Find values of h such that the vectors (2, 4) and (h, 6) span $\mathbb{R}^2$

Question

My homework is asking me to answer problems such as the one that follows:

Find all values of $h$ such that the vectors $\{a_1, a_2\}$ span $\mathbb{R}^2$, where $a_1 = (2, 4)$ and $a_2 = (h, 6)$.

I created an augmented matrix \begin{pmatrix} 2 & h\\ 4 & 6\\ \end{pmatrix} and used elementary row operations to put the matrix in the form \begin{pmatrix} 1 & h/2\\ 0 & 6-2h\\ \end{pmatrix} The answer to the problem is $h \neq 3$. Obviously, $0 = 6 - 2h$ is true when $h = 3$. However, I don't understand why h can be any value except for that value that makes that equation true.

Answer 1

Since $\dim \Bbb R^2 = 2$ and you have two vectors, the only way that they cannot span $\Bbb R^2$ is if they are parallel, in which case, they will span a single line. The vectors $(2,4)$ and $(h,6)$ will be parallel only if $2/h = 4/6$, which gives $h = 3$. Meaning that if $h = 3$, they're parallel and span a single line. Otherwise, they are not parallel and span all of $\Bbb R^2$.

Answer 2

To answer your question, if $6-2h=0$, then we the vectors $(1,0)^T$ and $(h/2,0)^T$ are linearly dependent.

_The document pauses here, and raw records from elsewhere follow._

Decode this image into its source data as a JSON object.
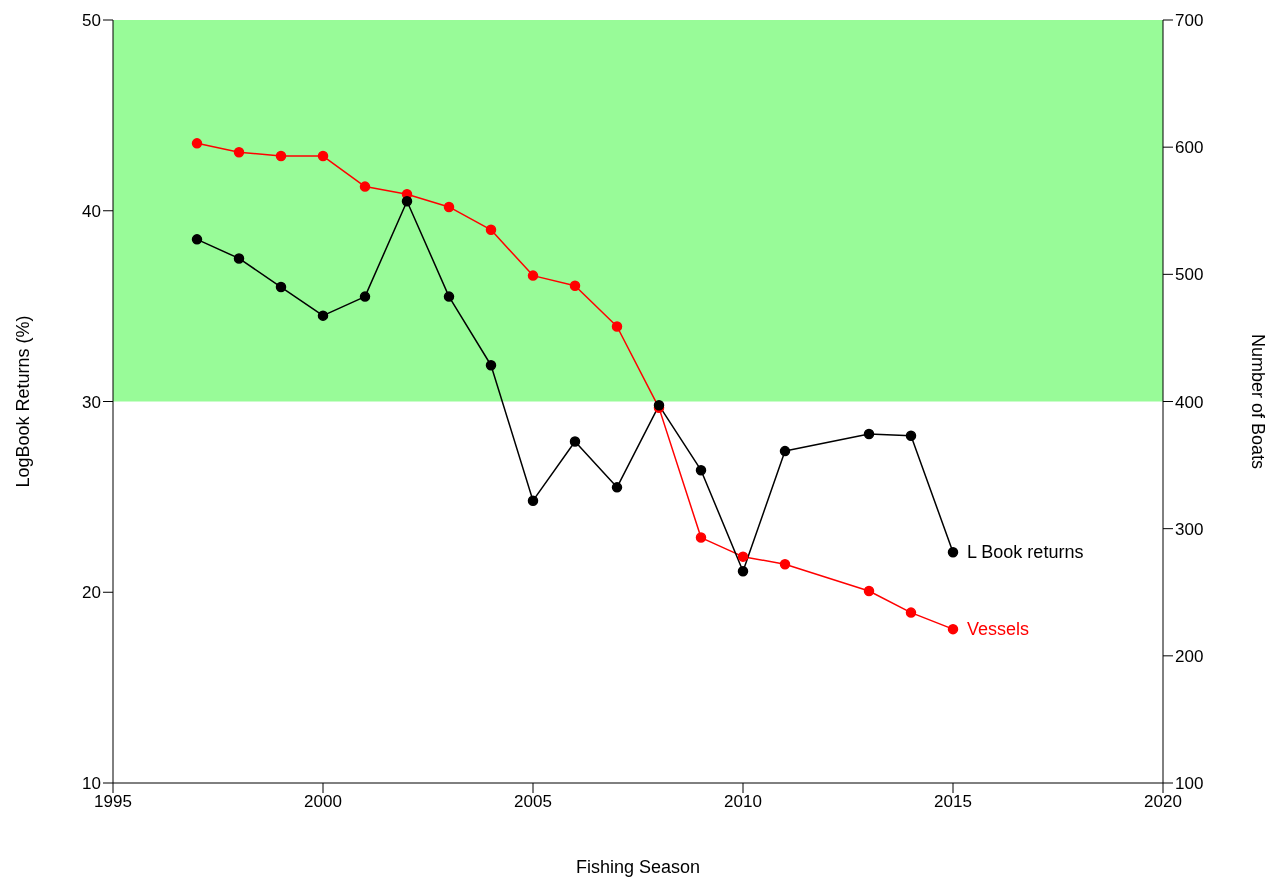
{
  "chart_data": {
    "type": "line",
    "xlabel": "Fishing Season",
    "ylabel": "LogBook Returns (%)",
    "y2label": "Number of Boats",
    "x": [
      1997,
      1998,
      1999,
      2000,
      2001,
      2002,
      2003,
      2004,
      2005,
      2006,
      2007,
      2008,
      2009,
      2010,
      2011,
      2013,
      2014,
      2015
    ],
    "series": [
      {
        "name": "L Book returns",
        "color": "#000000",
        "values": [
          38.5,
          37.5,
          36.0,
          34.5,
          35.5,
          40.5,
          35.5,
          31.9,
          24.8,
          27.9,
          25.5,
          29.8,
          26.4,
          21.1,
          27.4,
          28.3,
          28.2,
          22.1
        ]
      },
      {
        "name": "Vessels",
        "color": "#ff0000",
        "axis": "y2",
        "values": [
          603,
          596,
          593,
          593,
          569,
          563,
          553,
          535,
          499,
          491,
          459,
          395,
          293,
          278,
          272,
          251,
          234,
          221
        ]
      }
    ],
    "xlim": [
      1995,
      2020
    ],
    "xticks": [
      1995,
      2000,
      2005,
      2010,
      2015,
      2020
    ],
    "ylim": [
      10,
      50
    ],
    "yticks": [
      10,
      20,
      30,
      40,
      50
    ],
    "y2lim": [
      100,
      700
    ],
    "y2ticks": [
      100,
      200,
      300,
      400,
      500,
      600,
      700
    ],
    "bands": [
      {
        "axis": "y",
        "from": 30,
        "to": 50,
        "color": "#98fb98"
      }
    ],
    "marker": "circle",
    "line_style": "solid",
    "grid": false,
    "legend": false
  }
}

Since the $dim(\mathbb{R}^2)=2$, a set of vectors, $V=\{v_1,v_2,...\}$, with $v_i\in \mathbb{R}^2$, will span the vector space if and only if there are at least 2 linearly independent vectors in $v$.

Since we do not have 2 linearly independent vectors when $h=3$, the set of vectors listed $V=\{(1,0)^T$, $(h/2,0)^T\}$ will not span $\mathbb{R}^2$.